Among the current offers, a bid from Finnish elevator rival Kone in partnership with CVC equity group looks attractive. It could go to EUR22bn ($24.3bn), and will be best for ThyssenKrupp and would come with the support of the workers union.

However, both companies involved are wary about the European Commission potentially blocking the deal. This would be because it would grant a huge market share to the Finnish engineering company.

Consequently, the strict conditions imposed by the competition authority for the deal to go through will reduce the appeal of the sale for ThyssenKrupp.

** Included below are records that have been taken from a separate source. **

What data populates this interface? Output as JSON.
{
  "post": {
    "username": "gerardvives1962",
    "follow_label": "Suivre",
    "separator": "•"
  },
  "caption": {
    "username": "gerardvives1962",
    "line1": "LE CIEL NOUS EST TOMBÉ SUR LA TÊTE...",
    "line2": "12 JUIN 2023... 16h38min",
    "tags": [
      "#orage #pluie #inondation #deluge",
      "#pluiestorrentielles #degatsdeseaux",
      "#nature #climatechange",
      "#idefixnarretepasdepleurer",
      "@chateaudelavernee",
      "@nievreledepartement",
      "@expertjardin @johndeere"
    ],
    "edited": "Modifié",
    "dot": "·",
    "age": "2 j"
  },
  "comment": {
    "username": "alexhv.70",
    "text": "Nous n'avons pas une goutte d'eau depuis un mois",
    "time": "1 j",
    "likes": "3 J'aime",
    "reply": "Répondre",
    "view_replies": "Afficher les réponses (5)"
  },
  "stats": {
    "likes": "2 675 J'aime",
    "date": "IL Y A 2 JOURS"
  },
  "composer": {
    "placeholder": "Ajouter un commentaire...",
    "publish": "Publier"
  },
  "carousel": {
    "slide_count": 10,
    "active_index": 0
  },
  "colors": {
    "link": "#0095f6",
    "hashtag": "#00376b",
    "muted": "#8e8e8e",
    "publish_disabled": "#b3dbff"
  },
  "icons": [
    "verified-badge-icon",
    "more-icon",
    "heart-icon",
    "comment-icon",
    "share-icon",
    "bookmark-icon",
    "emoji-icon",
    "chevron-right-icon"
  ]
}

A last minute bid from Hitachi has not been ruled-out yet. The Japanese industrial conglomerate is immersed in an intensive M&A strategy. They showed early interest in buying the elevator unit when rumors of a possible sale started. However, they did not make a firm offer.

The proposed sale of the unit is not new. However, it has transformed from a last resort to the main option in only a few months. At first the German group preferred to push for a partial IPO of the elevator division.

The attractiveness of the unit, seen by bidders as providing a regular stream of revenue from service maintenance, will ensure a fast sale in acceptable terms for the steel company.

Steep fall in shares forces ThyssenKrupp elevator sale

ThyssenKrupp lost a quarter of its share value in the last year. Add to this a negative cash flow and four profit targets missed in a row and the situation requires action. ThyssenKrupp need to act fast to get over an awful year for the company.

In these last 12 months the German steel giant have seen its interim CEO removed due to an inability to meet profit targets while failing to stop the bleeding in share value.

This happened months after the company, one of the founders of the DAX 50, was forced out of the index because of its poor performance.

The last blow came from the European Commission, which blocked the merger between ThyssenKrupp and Tata steel, arguing that it would affect competition and could lead to price increases.